The man in question is waiting at the corner. Mr. Sage is a short, stocky gentleman, with stooping shoulders and washy eyes and a thick half-moon droop of a mustache that is bristling, this morning, with breakfast grease and crumbs. John does not know him well, only that he owns a reputable hardware store on Madison from which John has, in the past, bought building materials. He is reliable, honest and, frankly, a bit dull. Their conversations have always been confined to general business affairs. It was therefore a surprise when Mr. Sage’s presence was announced at his home the previous evening. The poor man had been in quite a fluster, apologetic for having called on Mr. Wright like this, but he hoped he would not consider it an impertinence etc., etc.
Mr. Sage steps up into the carriage and removes his hat; John latches the door shut.
“And Mr. Atkins’s address, Mr. Sage?”
Mr. Sage gives a number on Kinzie Street, the driver goads the horse and they rattle off and turn onto Lake Street, which might be a mistake because the morning traffic is already considerable.
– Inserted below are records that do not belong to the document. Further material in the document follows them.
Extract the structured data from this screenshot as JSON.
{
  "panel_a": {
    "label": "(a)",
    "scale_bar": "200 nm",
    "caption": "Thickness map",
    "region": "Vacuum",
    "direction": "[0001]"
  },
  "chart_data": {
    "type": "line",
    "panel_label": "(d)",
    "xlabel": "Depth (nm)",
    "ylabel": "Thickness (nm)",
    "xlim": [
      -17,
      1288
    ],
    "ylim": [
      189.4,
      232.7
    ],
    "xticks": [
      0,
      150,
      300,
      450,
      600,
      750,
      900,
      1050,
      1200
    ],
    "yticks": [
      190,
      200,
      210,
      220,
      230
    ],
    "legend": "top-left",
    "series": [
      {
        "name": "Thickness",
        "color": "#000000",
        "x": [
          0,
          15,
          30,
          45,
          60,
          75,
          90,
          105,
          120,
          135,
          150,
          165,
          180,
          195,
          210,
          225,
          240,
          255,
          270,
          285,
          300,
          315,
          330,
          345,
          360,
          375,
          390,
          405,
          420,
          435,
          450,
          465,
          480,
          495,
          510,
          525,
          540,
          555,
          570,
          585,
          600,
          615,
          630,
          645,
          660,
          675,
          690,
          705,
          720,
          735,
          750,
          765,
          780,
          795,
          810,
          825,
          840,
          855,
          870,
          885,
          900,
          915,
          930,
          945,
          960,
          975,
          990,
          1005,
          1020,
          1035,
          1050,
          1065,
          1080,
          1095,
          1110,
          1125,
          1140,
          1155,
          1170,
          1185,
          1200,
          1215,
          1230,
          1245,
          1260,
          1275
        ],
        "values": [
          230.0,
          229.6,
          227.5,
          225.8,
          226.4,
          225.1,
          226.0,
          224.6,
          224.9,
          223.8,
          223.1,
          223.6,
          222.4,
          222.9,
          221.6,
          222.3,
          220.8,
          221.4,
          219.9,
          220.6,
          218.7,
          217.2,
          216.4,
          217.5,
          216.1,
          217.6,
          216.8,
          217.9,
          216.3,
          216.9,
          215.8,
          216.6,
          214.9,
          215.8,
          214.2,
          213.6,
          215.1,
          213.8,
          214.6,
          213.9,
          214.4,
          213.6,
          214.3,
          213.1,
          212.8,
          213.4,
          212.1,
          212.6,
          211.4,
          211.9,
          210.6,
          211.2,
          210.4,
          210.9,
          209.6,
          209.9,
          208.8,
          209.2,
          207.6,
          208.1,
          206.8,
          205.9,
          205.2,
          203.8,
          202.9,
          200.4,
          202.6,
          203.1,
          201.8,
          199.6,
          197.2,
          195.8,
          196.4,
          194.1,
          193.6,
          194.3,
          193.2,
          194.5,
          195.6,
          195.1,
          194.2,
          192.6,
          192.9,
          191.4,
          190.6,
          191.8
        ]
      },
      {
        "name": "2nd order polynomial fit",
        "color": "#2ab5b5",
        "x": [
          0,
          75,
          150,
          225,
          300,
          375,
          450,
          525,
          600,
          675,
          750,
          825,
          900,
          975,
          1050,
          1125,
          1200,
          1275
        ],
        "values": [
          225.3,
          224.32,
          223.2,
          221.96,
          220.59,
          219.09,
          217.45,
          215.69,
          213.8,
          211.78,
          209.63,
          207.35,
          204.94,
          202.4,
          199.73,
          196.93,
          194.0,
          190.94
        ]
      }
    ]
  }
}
They are soon weaving their way through the flow of carriages and carts. Stores are opening. Awnings are coming down, doors are being unlocked, signs are going up in shop windows, paper boys are yelling at the tops of their voices. He likes the noise and the traffic, and watching people rushing here and there. The sidewalks are thronged with laborers in scuffed clothes and flat caps on their
way to work.
John stops the carriage outside a bakery and buys two doughnuts, one for each of them. Hopping back in, he eats fast. He must have been hungry. As he dusts the crumbs off his coat, he remarks to Mr. Sage that he first came to Chicago about twenty years ago. “There was one inn, about a dozen stores, and a few hundred people.” He gestures outside. “And look at it now. We haven’t done badly, have we?”
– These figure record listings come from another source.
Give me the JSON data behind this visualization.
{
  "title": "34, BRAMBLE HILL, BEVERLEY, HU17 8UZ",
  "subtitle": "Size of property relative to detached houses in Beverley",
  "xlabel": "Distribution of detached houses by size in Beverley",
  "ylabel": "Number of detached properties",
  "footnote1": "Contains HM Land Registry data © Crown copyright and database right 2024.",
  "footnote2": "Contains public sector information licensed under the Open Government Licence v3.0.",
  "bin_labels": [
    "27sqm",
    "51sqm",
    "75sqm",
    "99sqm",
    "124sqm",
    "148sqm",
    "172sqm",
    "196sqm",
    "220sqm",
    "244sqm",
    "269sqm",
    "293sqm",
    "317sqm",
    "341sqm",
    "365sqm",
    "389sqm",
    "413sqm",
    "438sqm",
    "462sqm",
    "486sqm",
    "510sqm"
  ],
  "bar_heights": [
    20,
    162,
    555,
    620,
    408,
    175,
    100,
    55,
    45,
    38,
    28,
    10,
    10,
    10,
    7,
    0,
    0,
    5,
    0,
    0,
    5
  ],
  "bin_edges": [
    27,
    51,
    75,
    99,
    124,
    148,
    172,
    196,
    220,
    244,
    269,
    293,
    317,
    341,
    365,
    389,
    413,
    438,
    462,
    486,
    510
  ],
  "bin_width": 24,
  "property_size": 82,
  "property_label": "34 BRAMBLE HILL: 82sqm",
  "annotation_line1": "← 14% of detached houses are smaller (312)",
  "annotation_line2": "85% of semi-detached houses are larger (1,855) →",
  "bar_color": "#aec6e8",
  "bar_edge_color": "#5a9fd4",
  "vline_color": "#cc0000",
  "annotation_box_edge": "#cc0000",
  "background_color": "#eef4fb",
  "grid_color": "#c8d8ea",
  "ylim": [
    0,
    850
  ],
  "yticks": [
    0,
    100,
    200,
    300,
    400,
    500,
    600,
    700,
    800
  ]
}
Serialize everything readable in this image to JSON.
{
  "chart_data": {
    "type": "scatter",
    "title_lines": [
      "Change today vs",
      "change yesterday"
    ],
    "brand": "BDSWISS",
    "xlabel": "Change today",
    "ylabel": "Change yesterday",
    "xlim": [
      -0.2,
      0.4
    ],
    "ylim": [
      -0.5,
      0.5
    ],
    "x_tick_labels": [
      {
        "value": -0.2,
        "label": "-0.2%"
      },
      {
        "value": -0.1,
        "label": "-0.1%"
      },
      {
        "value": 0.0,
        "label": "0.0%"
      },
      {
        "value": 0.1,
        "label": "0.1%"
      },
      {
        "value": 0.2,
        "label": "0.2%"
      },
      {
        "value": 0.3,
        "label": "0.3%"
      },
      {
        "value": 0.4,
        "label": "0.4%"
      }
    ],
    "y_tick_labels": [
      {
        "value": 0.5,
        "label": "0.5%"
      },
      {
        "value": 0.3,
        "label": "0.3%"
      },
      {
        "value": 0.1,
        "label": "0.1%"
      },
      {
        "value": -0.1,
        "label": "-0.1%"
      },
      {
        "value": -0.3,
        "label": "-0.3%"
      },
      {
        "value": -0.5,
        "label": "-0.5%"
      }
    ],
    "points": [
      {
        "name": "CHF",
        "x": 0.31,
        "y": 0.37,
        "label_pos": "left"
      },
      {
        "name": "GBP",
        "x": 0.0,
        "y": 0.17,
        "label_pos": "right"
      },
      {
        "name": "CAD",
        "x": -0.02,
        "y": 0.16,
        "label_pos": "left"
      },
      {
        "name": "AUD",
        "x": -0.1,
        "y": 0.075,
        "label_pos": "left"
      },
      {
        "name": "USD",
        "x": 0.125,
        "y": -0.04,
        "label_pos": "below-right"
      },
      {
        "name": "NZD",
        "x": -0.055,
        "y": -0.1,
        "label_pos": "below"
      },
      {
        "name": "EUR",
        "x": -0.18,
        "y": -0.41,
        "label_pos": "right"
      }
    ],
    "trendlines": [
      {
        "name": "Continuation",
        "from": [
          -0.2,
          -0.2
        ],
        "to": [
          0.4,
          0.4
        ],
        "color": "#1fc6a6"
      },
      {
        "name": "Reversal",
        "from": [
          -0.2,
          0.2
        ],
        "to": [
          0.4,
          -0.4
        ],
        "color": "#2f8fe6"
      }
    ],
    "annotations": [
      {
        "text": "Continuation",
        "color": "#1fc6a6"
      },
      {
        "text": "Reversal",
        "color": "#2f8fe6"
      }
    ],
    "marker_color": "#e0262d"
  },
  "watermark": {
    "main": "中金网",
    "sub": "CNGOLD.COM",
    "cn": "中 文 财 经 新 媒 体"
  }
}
Mr. Sage agrees they have not.
“Now tell me, Mr. Sage, how did you become acquainted with Mr. Jearum Atkins.”
Mr. Sage is not much of a talker. He explains that they both grew up in Vermont and have known each other since childhood.
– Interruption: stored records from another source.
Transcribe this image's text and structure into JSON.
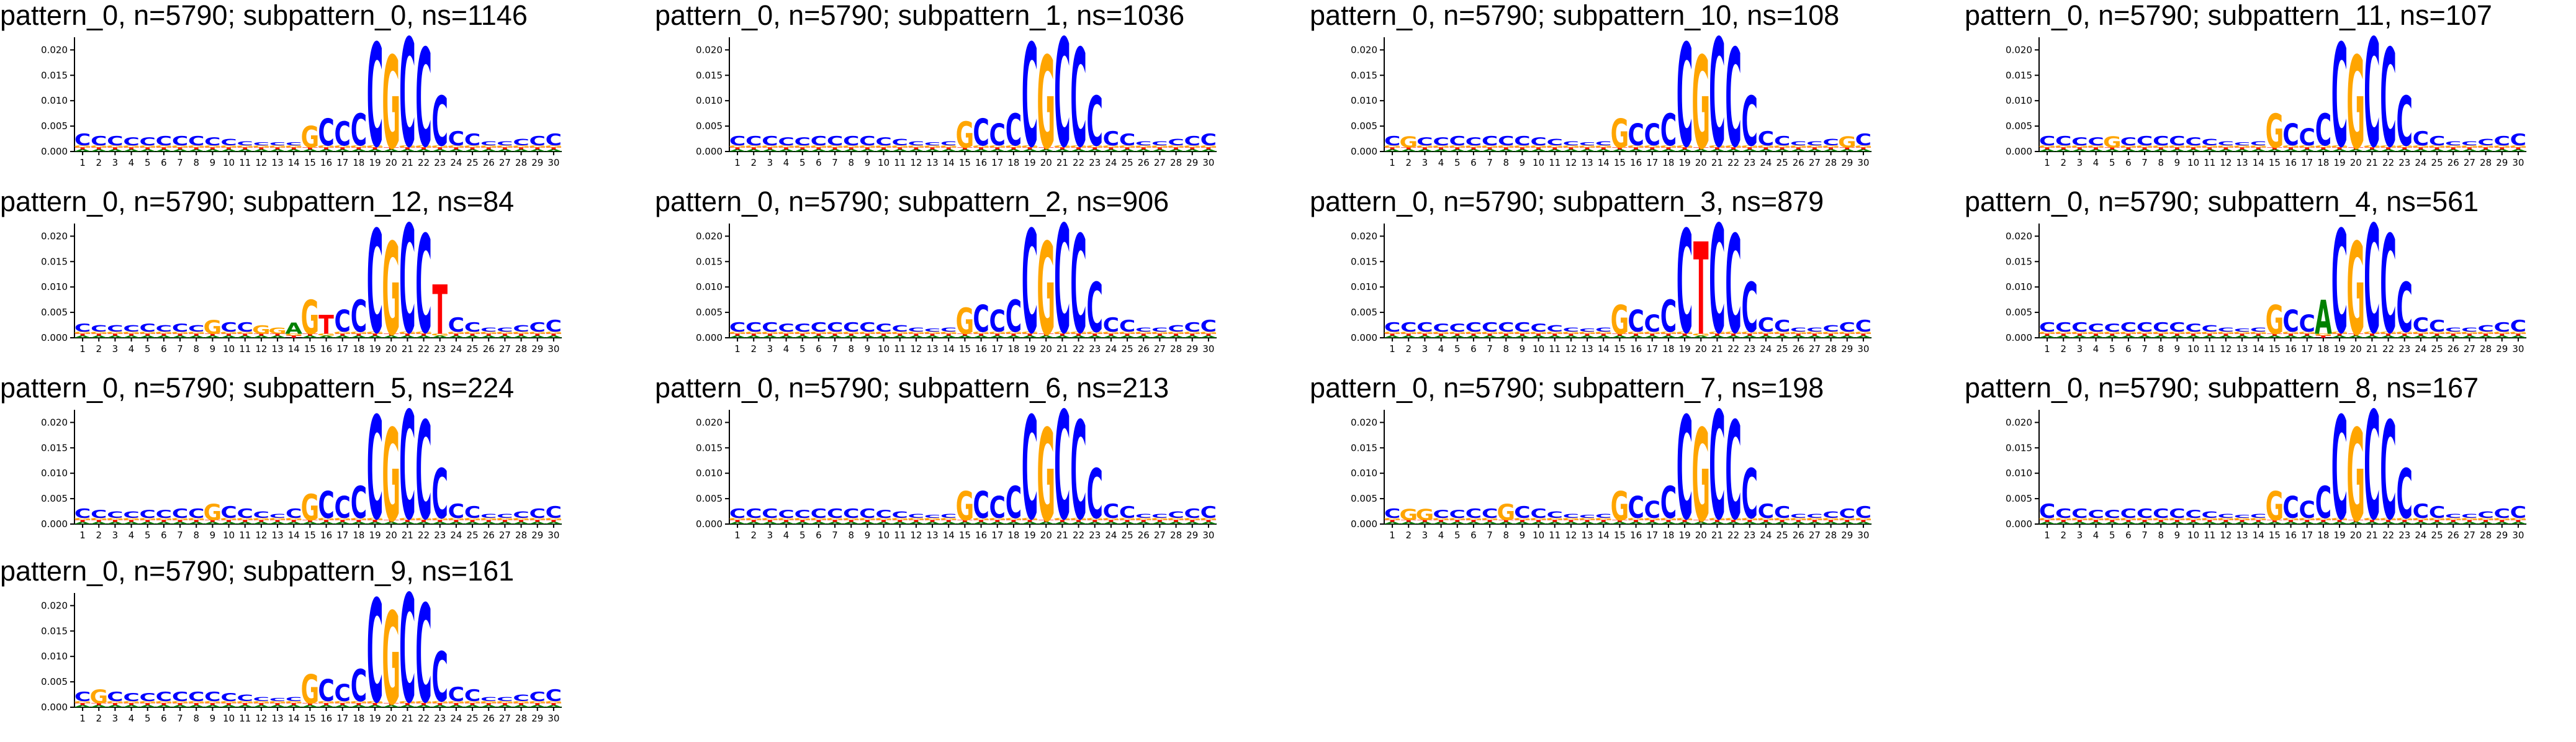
{
  "colors": {
    "A": "#008000",
    "C": "#0000ff",
    "G": "#ffa500",
    "T": "#ff0000",
    "axis": "#000000"
  },
  "chart_data": [
    {
      "type": "sequence-logo",
      "title": "pattern_0, n=5790; subpattern_0, ns=1146",
      "ylim": [
        0,
        0.022
      ],
      "yticks": [
        "0.000",
        "0.005",
        "0.010",
        "0.015",
        "0.020"
      ],
      "xticks": [
        1,
        2,
        3,
        4,
        5,
        6,
        7,
        8,
        9,
        10,
        11,
        12,
        13,
        14,
        15,
        16,
        17,
        18,
        19,
        20,
        21,
        22,
        23,
        24,
        25,
        26,
        27,
        28,
        29,
        30
      ],
      "sequence": "CCCCCCCCCCCCCCGCCCCGCCCCCCCCCC",
      "heights": [
        0.0035,
        0.003,
        0.003,
        0.0028,
        0.0028,
        0.003,
        0.003,
        0.003,
        0.0028,
        0.0025,
        0.002,
        0.0015,
        0.001,
        0.0015,
        0.005,
        0.0065,
        0.006,
        0.0075,
        0.0215,
        0.019,
        0.0225,
        0.0205,
        0.011,
        0.004,
        0.0035,
        0.002,
        0.002,
        0.0025,
        0.003,
        0.0035
      ]
    },
    {
      "type": "sequence-logo",
      "title": "pattern_0, n=5790; subpattern_1, ns=1036",
      "ylim": [
        0,
        0.022
      ],
      "yticks": [
        "0.000",
        "0.005",
        "0.010",
        "0.015",
        "0.020"
      ],
      "xticks": [
        1,
        2,
        3,
        4,
        5,
        6,
        7,
        8,
        9,
        10,
        11,
        12,
        13,
        14,
        15,
        16,
        17,
        18,
        19,
        20,
        21,
        22,
        23,
        24,
        25,
        26,
        27,
        28,
        29,
        30
      ],
      "sequence": "CCCCCCCCCCCCCCGCCCCGCCCCCCCCCC",
      "heights": [
        0.003,
        0.003,
        0.003,
        0.0028,
        0.0028,
        0.003,
        0.003,
        0.003,
        0.003,
        0.0028,
        0.0025,
        0.002,
        0.0015,
        0.002,
        0.006,
        0.0065,
        0.0055,
        0.0075,
        0.0215,
        0.019,
        0.0225,
        0.0205,
        0.011,
        0.004,
        0.0035,
        0.002,
        0.002,
        0.0025,
        0.003,
        0.0035
      ]
    },
    {
      "type": "sequence-logo",
      "title": "pattern_0, n=5790; subpattern_10, ns=108",
      "ylim": [
        0,
        0.022
      ],
      "yticks": [
        "0.000",
        "0.005",
        "0.010",
        "0.015",
        "0.020"
      ],
      "xticks": [
        1,
        2,
        3,
        4,
        5,
        6,
        7,
        8,
        9,
        10,
        11,
        12,
        13,
        14,
        15,
        16,
        17,
        18,
        19,
        20,
        21,
        22,
        23,
        24,
        25,
        26,
        27,
        28,
        29,
        30
      ],
      "sequence": "CGCCCCCCCCCCCCGCCCCGCCCCCCCCGC",
      "heights": [
        0.003,
        0.003,
        0.0028,
        0.0028,
        0.003,
        0.0028,
        0.003,
        0.003,
        0.003,
        0.0028,
        0.0025,
        0.002,
        0.0015,
        0.002,
        0.0065,
        0.0055,
        0.0055,
        0.0075,
        0.0215,
        0.019,
        0.0225,
        0.0205,
        0.011,
        0.004,
        0.003,
        0.002,
        0.002,
        0.0025,
        0.003,
        0.0035
      ]
    },
    {
      "type": "sequence-logo",
      "title": "pattern_0, n=5790; subpattern_11, ns=107",
      "ylim": [
        0,
        0.022
      ],
      "yticks": [
        "0.000",
        "0.005",
        "0.010",
        "0.015",
        "0.020"
      ],
      "xticks": [
        1,
        2,
        3,
        4,
        5,
        6,
        7,
        8,
        9,
        10,
        11,
        12,
        13,
        14,
        15,
        16,
        17,
        18,
        19,
        20,
        21,
        22,
        23,
        24,
        25,
        26,
        27,
        28,
        29,
        30
      ],
      "sequence": "CCCCGCCCCCCCCCGCCCCGCCCCCCCCCC",
      "heights": [
        0.003,
        0.003,
        0.0028,
        0.0028,
        0.003,
        0.0028,
        0.003,
        0.003,
        0.003,
        0.0028,
        0.0025,
        0.002,
        0.0015,
        0.002,
        0.0075,
        0.0055,
        0.0045,
        0.0075,
        0.0215,
        0.019,
        0.0225,
        0.0205,
        0.011,
        0.004,
        0.003,
        0.002,
        0.002,
        0.0025,
        0.003,
        0.0035
      ]
    },
    {
      "type": "sequence-logo",
      "title": "pattern_0, n=5790; subpattern_12, ns=84",
      "ylim": [
        0,
        0.022
      ],
      "yticks": [
        "0.000",
        "0.005",
        "0.010",
        "0.015",
        "0.020"
      ],
      "xticks": [
        1,
        2,
        3,
        4,
        5,
        6,
        7,
        8,
        9,
        10,
        11,
        12,
        13,
        14,
        15,
        16,
        17,
        18,
        19,
        20,
        21,
        22,
        23,
        24,
        25,
        26,
        27,
        28,
        29,
        30
      ],
      "sequence": "CCCCCCCCGCCGGAGTCCCGCCTCCCCCCC",
      "heights": [
        0.0028,
        0.0025,
        0.0025,
        0.0025,
        0.0028,
        0.0025,
        0.0028,
        0.0025,
        0.0035,
        0.003,
        0.003,
        0.0025,
        0.002,
        0.003,
        0.0075,
        0.0045,
        0.0055,
        0.0075,
        0.0215,
        0.019,
        0.0225,
        0.0205,
        0.0105,
        0.004,
        0.003,
        0.002,
        0.002,
        0.0025,
        0.003,
        0.0035
      ]
    },
    {
      "type": "sequence-logo",
      "title": "pattern_0, n=5790; subpattern_2, ns=906",
      "ylim": [
        0,
        0.022
      ],
      "yticks": [
        "0.000",
        "0.005",
        "0.010",
        "0.015",
        "0.020"
      ],
      "xticks": [
        1,
        2,
        3,
        4,
        5,
        6,
        7,
        8,
        9,
        10,
        11,
        12,
        13,
        14,
        15,
        16,
        17,
        18,
        19,
        20,
        21,
        22,
        23,
        24,
        25,
        26,
        27,
        28,
        29,
        30
      ],
      "sequence": "CCCCCCCCCCCCCCGCCCCGCCCCCCCCCC",
      "heights": [
        0.003,
        0.003,
        0.003,
        0.0028,
        0.0028,
        0.003,
        0.003,
        0.003,
        0.003,
        0.0028,
        0.0025,
        0.002,
        0.0015,
        0.002,
        0.006,
        0.0065,
        0.0055,
        0.0075,
        0.0215,
        0.019,
        0.0225,
        0.0205,
        0.011,
        0.004,
        0.0035,
        0.002,
        0.002,
        0.0025,
        0.003,
        0.0035
      ]
    },
    {
      "type": "sequence-logo",
      "title": "pattern_0, n=5790; subpattern_3, ns=879",
      "ylim": [
        0,
        0.022
      ],
      "yticks": [
        "0.000",
        "0.005",
        "0.010",
        "0.015",
        "0.020"
      ],
      "xticks": [
        1,
        2,
        3,
        4,
        5,
        6,
        7,
        8,
        9,
        10,
        11,
        12,
        13,
        14,
        15,
        16,
        17,
        18,
        19,
        20,
        21,
        22,
        23,
        24,
        25,
        26,
        27,
        28,
        29,
        30
      ],
      "sequence": "CCCCCCCCCCCCCCGCCCCTCCCCCCCCCC",
      "heights": [
        0.003,
        0.003,
        0.003,
        0.0028,
        0.0028,
        0.003,
        0.003,
        0.003,
        0.003,
        0.0028,
        0.0025,
        0.002,
        0.0015,
        0.002,
        0.0065,
        0.0055,
        0.0045,
        0.0075,
        0.0215,
        0.019,
        0.0225,
        0.0205,
        0.011,
        0.004,
        0.0035,
        0.002,
        0.002,
        0.0025,
        0.003,
        0.0035
      ]
    },
    {
      "type": "sequence-logo",
      "title": "pattern_0, n=5790; subpattern_4, ns=561",
      "ylim": [
        0,
        0.022
      ],
      "yticks": [
        "0.000",
        "0.005",
        "0.010",
        "0.015",
        "0.020"
      ],
      "xticks": [
        1,
        2,
        3,
        4,
        5,
        6,
        7,
        8,
        9,
        10,
        11,
        12,
        13,
        14,
        15,
        16,
        17,
        18,
        19,
        20,
        21,
        22,
        23,
        24,
        25,
        26,
        27,
        28,
        29,
        30
      ],
      "sequence": "CCCCCCCCCCCCCCGCCACGCCCCCCCCCC",
      "heights": [
        0.003,
        0.003,
        0.003,
        0.0028,
        0.0028,
        0.003,
        0.003,
        0.003,
        0.003,
        0.0028,
        0.0025,
        0.002,
        0.0015,
        0.002,
        0.0065,
        0.0055,
        0.0045,
        0.0075,
        0.0215,
        0.019,
        0.0225,
        0.0205,
        0.011,
        0.004,
        0.0035,
        0.002,
        0.002,
        0.0025,
        0.003,
        0.0035
      ]
    },
    {
      "type": "sequence-logo",
      "title": "pattern_0, n=5790; subpattern_5, ns=224",
      "ylim": [
        0,
        0.022
      ],
      "yticks": [
        "0.000",
        "0.005",
        "0.010",
        "0.015",
        "0.020"
      ],
      "xticks": [
        1,
        2,
        3,
        4,
        5,
        6,
        7,
        8,
        9,
        10,
        11,
        12,
        13,
        14,
        15,
        16,
        17,
        18,
        19,
        20,
        21,
        22,
        23,
        24,
        25,
        26,
        27,
        28,
        29,
        30
      ],
      "sequence": "CCCCCCCCGCCCCCGCCCCGCCCCCCCCCC",
      "heights": [
        0.003,
        0.0028,
        0.0025,
        0.0025,
        0.0028,
        0.0028,
        0.003,
        0.003,
        0.004,
        0.0035,
        0.003,
        0.0025,
        0.002,
        0.003,
        0.006,
        0.0065,
        0.0055,
        0.0075,
        0.0215,
        0.019,
        0.0225,
        0.0205,
        0.011,
        0.004,
        0.0035,
        0.002,
        0.002,
        0.0025,
        0.003,
        0.0035
      ]
    },
    {
      "type": "sequence-logo",
      "title": "pattern_0, n=5790; subpattern_6, ns=213",
      "ylim": [
        0,
        0.022
      ],
      "yticks": [
        "0.000",
        "0.005",
        "0.010",
        "0.015",
        "0.020"
      ],
      "xticks": [
        1,
        2,
        3,
        4,
        5,
        6,
        7,
        8,
        9,
        10,
        11,
        12,
        13,
        14,
        15,
        16,
        17,
        18,
        19,
        20,
        21,
        22,
        23,
        24,
        25,
        26,
        27,
        28,
        29,
        30
      ],
      "sequence": "CCCCCCCCCCCCCCGCCCCGCCCCCCCCCC",
      "heights": [
        0.003,
        0.003,
        0.003,
        0.0028,
        0.0028,
        0.003,
        0.003,
        0.003,
        0.003,
        0.0028,
        0.0025,
        0.002,
        0.0015,
        0.002,
        0.0065,
        0.0065,
        0.0055,
        0.0075,
        0.0215,
        0.019,
        0.0225,
        0.0205,
        0.011,
        0.004,
        0.0035,
        0.002,
        0.002,
        0.0025,
        0.003,
        0.0035
      ]
    },
    {
      "type": "sequence-logo",
      "title": "pattern_0, n=5790; subpattern_7, ns=198",
      "ylim": [
        0,
        0.022
      ],
      "yticks": [
        "0.000",
        "0.005",
        "0.010",
        "0.015",
        "0.020"
      ],
      "xticks": [
        1,
        2,
        3,
        4,
        5,
        6,
        7,
        8,
        9,
        10,
        11,
        12,
        13,
        14,
        15,
        16,
        17,
        18,
        19,
        20,
        21,
        22,
        23,
        24,
        25,
        26,
        27,
        28,
        29,
        30
      ],
      "sequence": "CGGCCCCGCCCCCCGCCCCGCCCCCCCCCC",
      "heights": [
        0.003,
        0.003,
        0.003,
        0.0028,
        0.0028,
        0.003,
        0.003,
        0.004,
        0.0035,
        0.003,
        0.0025,
        0.002,
        0.0015,
        0.002,
        0.0065,
        0.0055,
        0.0045,
        0.0075,
        0.0215,
        0.019,
        0.0225,
        0.0205,
        0.011,
        0.004,
        0.0035,
        0.002,
        0.002,
        0.0025,
        0.003,
        0.0035
      ]
    },
    {
      "type": "sequence-logo",
      "title": "pattern_0, n=5790; subpattern_8, ns=167",
      "ylim": [
        0,
        0.022
      ],
      "yticks": [
        "0.000",
        "0.005",
        "0.010",
        "0.015",
        "0.020"
      ],
      "xticks": [
        1,
        2,
        3,
        4,
        5,
        6,
        7,
        8,
        9,
        10,
        11,
        12,
        13,
        14,
        15,
        16,
        17,
        18,
        19,
        20,
        21,
        22,
        23,
        24,
        25,
        26,
        27,
        28,
        29,
        30
      ],
      "sequence": "CCCCCCCCCCCCCCGCCCCGCCCCCCCCCC",
      "heights": [
        0.004,
        0.003,
        0.003,
        0.0028,
        0.0028,
        0.003,
        0.003,
        0.003,
        0.003,
        0.0028,
        0.0025,
        0.002,
        0.0015,
        0.002,
        0.0065,
        0.0055,
        0.0045,
        0.0075,
        0.0215,
        0.019,
        0.0225,
        0.0205,
        0.011,
        0.004,
        0.0035,
        0.002,
        0.002,
        0.0025,
        0.003,
        0.0035
      ]
    },
    {
      "type": "sequence-logo",
      "title": "pattern_0, n=5790; subpattern_9, ns=161",
      "ylim": [
        0,
        0.022
      ],
      "yticks": [
        "0.000",
        "0.005",
        "0.010",
        "0.015",
        "0.020"
      ],
      "xticks": [
        1,
        2,
        3,
        4,
        5,
        6,
        7,
        8,
        9,
        10,
        11,
        12,
        13,
        14,
        15,
        16,
        17,
        18,
        19,
        20,
        21,
        22,
        23,
        24,
        25,
        26,
        27,
        28,
        29,
        30
      ],
      "sequence": "CGCCCCCCCCCCCCGCCCCGCCCCCCCCCC",
      "heights": [
        0.003,
        0.0035,
        0.003,
        0.0028,
        0.0028,
        0.003,
        0.003,
        0.003,
        0.003,
        0.0028,
        0.0025,
        0.002,
        0.0015,
        0.002,
        0.0065,
        0.0055,
        0.0045,
        0.0075,
        0.0215,
        0.019,
        0.0225,
        0.0205,
        0.011,
        0.004,
        0.0035,
        0.002,
        0.002,
        0.0025,
        0.003,
        0.0035
      ]
    }
  ]
}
“And you say you are his assistant?”
“I help him make models of his designs. Only in my spare time, of course.” He clears his throat. “There is one other matter I should warn you about, Mr. Wright, that perhaps I should have mentioned last night. Mr. Atkins is confined to his bed.”
“You mean he is ill?”
“No, sir. Mr. Atkins has to lie on his back.”
“He has had an accident?”
“Yes, sir. About ten years ago.”
“You mean he’s been lying on his back for ten years?”
“Yes, Mr. Wright.”
“Then how on earth could he have invented anything?”
“He invents in his head, sir.”
They pull up outside a dilapidated-looking one-story frame house on Kinzie Street. John is an optimist. But he also knows himself well enough to realize that this would not be the first time he has misjudged a man’s character. Mr. Sage has always struck him as polite and sensible. Now, as he adjusts his topper and straightens his coat, as he picks his way through a scrabble of hens pecking at potato peelings in the front yard, he feels the stirrings of disappointment. Some things sound too good to be true precisely because they are too good to be true. He can imagine his mother’s face, were he to admit this to her, the sense that she could have told him so.